[<prev] [next>] [<thread-prev] [thread-next>] [day] [month] [year] [list]
Message-ID: <66508848-7bf3-44ac-92b5-0836960e852e@asahilina.net>
Date: Thu, 18 Jul 2024 23:34:38 +0900
From: Asahi Lina <lina@...hilina.net>
To: Will Deacon <will@...nel.org>
Cc: linux-mm@...ck.org, linux-kernel@...r.kernel.org, asahi@...ts.linux.dev,
linux-arm-kernel@...ts.infradead.org,
Catalin Marinas <catalin.marinas@....com>, ryan.roberts@....com,
mark.rutland@....com, ardb@...nel.org
Subject: Re: LPA2 on non-LPA2 hardware broken with 16K pages
Hi,
On 7/18/24 10:14 PM, Will Deacon wrote:
> Hi Lina, [+Ard, Mark and Ryan],
>
> On Thu, Jul 18, 2024 at 06:39:10PM +0900, Asahi Lina wrote:
>> I ran into this with the Asahi Linux downstream kernel, based on v6.9.9,
>> but I believe the problem is also still upstream. The issue seems to be
>> an interaction between folding one page table level at compile time and
>> another one at runtime.
>
> Thanks for reporting this!
>
>> With this config, we have:
>>
>> CONFIG_PGTABLE_LEVELS=4
>> PAGE_SHIFT=14
>> PMD_SHIFT=25
>> PUD_SHIFT=36
>> PGDIR_SHIFT=47
>> pgtable_l5_enabled() == false (compile time)
>> pgtable_l4_enabled() == false (runtime, due to no LPA2)
>
> I think this is 'defconfig' w/ 16k pages, although I wasn't able to
> trigger the issue quickly under QEMU with that. Your analysis looks
> correct, however.
Yes, it should be. I first ran into the issue with a .config that was
derived from defconfig that someone sent me while trying to debug a
different problem.
[snip]
> Cheers for the explanation; I agree that 6.10 looks like it's affected
> in the same way, even though I couldn't reproduce the crash. I think the
> root of the problem is that p4d_offset_lockless() returns a stack
> address when the p4d level is folded. I wondered about changing the
> dummy pXd_offset_lockless() definitions in linux/pgtable.h to pass the
> real pointer through instead of the address of the local, but then I
> suppose _most_ pXd_offset() implementations are going to dereference
> that and it would break the whole point of having _lockless routines
> to start with.
>
> What if we provided our own implementation of p4d_offset_lockless()
> for the folding case, which could just propagate the page-table pointer?
> Diff below.
That seems to work, it neither reproduces the oopses outright nor
triggers any of the random sanity checks I sprinkled around gup.c while
debugging this to try to make it fail early ^^
>
>> This causes random oopses in internal_get_user_pages_fast and related
>> codepaths.
>
> Do you have a reliable way to trigger those?

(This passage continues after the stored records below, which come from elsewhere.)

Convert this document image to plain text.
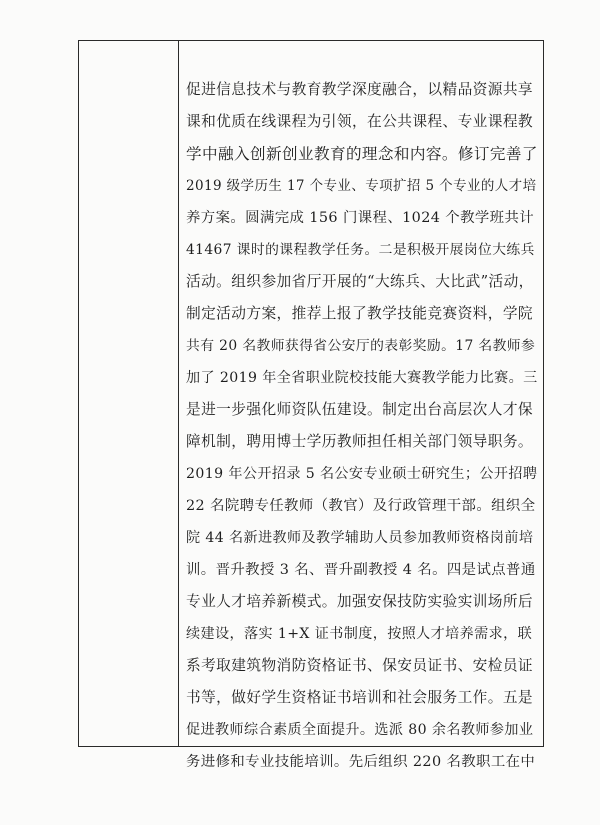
促进信息技术与教育教学深度融合，以精品资源共享
课和优质在线课程为引领，在公共课程、专业课程教
学中融入创新创业教育的理念和内容。修订完善了
2019 级学历生 17 个专业、专项扩招 5 个专业的人才培
养方案。圆满完成 156 门课程、1024 个教学班共计
41467 课时的课程教学任务。二是积极开展岗位大练兵
活动。组织参加省厅开展的“大练兵、大比武”活动，
制定活动方案，推荐上报了教学技能竞赛资料，学院
共有 20 名教师获得省公安厅的表彰奖励。17 名教师参
加了 2019 年全省职业院校技能大赛教学能力比赛。三
是进一步强化师资队伍建设。制定出台高层次人才保
障机制，聘用博士学历教师担任相关部门领导职务。
2019 年公开招录 5 名公安专业硕士研究生；公开招聘
22 名院聘专任教师（教官）及行政管理干部。组织全
院 44 名新进教师及教学辅助人员参加教师资格岗前培
训。晋升教授 3 名、晋升副教授 4 名。四是试点普通
专业人才培养新模式。加强安保技防实验实训场所后
续建设，落实 1+X 证书制度，按照人才培养需求，联
系考取建筑物消防资格证书、保安员证书、安检员证
书等，做好学生资格证书培训和社会服务工作。五是
促进教师综合素质全面提升。选派 80 余名教师参加业
务进修和专业技能培训。先后组织 220 名教职工在中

I tried doing some GUPpy
> things like strace (access_process_vm()) but it all seemed fine.
It's a bit weird because I had kernel builds where it didn't obviously
happen most of the time. During my latest round tracking this down
though, it almost 100% reliably triggered with a simple boot of a Fedora
system, usually in an `lvm` process during boot (lvm2-monitor.service).
The lvm crashes look like this, and I also got this trace in
systemd-journald once:
internal_get_user_pages_fast+0x420/0x1728
pin_user_pages_fast+0x9c/0xc4
iov_iter_extract_pages+0x234/0x1044
bio_iov_iter_get_pages+0x248/0xa90
blkdev_direct_IO.part.0+0x3a0/0x143c
blkdev_read_iter+0x1cc/0x388
aio_read.constprop.0+0x1e0/0x324
io_submit_one.constprop.0+0x378/0x1470
__arm64_sys_io_submit+0x198/0x2d0
invoke_syscall.constprop.0+0xd8/0x1e0
do_el0_svc+0xc4/0x1e0
el0_svc+0x48/0xc0
el0t_64_sync_handler+0x120/0x130
el0t_64_sync+0x190/0x194
Right now with my kernel build, this happens basically every boot.
However, it wasn't always like that, and I'm not sure what other
environmental differences affect the outcome. I guess since it's reading
random stack memory, it depends on what's there...
I disabled lvm2-monitor.service and tried to boot again (to unwedge
things) and this time it oopsed in udisksd like this (I recall seeing
this one before too):
internal_get_user_pages_fast+0x420/0x1728
pin_user_pages_fast+0x9c/0xc4
iov_iter_extract_pages+0x234/0x1044
bio_map_user_iov+0x214/0x724
blk_rq_map_user_iov+0x8b0/0x1080
blk_rq_map_user_io+0x138/0x17c
nvme_map_user_request.isra.0+0x2b4/0x3d8
nvme_submit_user_cmd.isra.0+0x21c/0x300
nvme_user_cmd.isra.0+0x200/0x3fc
nvme_dev_ioctl+0x284/0x480
__arm64_sys_ioctl+0x550/0x1b80
invoke_syscall.constprop.0+0xd8/0x1e0
do_el0_svc+0xc4/0x1e0
el0_svc+0x48/0xc0
el0t_64_sync_handler+0x120/0x130
el0t_64_sync+0x190/0x194
Prior to this I was testing with glmark2 (this whole thing started with
me trying to debug a downstream GPU driver issue, which I now realize is
a completely unrelated bug but it led me down this rabbit hole because
it was first reported by someone coincidentally compiling with LPA2 on).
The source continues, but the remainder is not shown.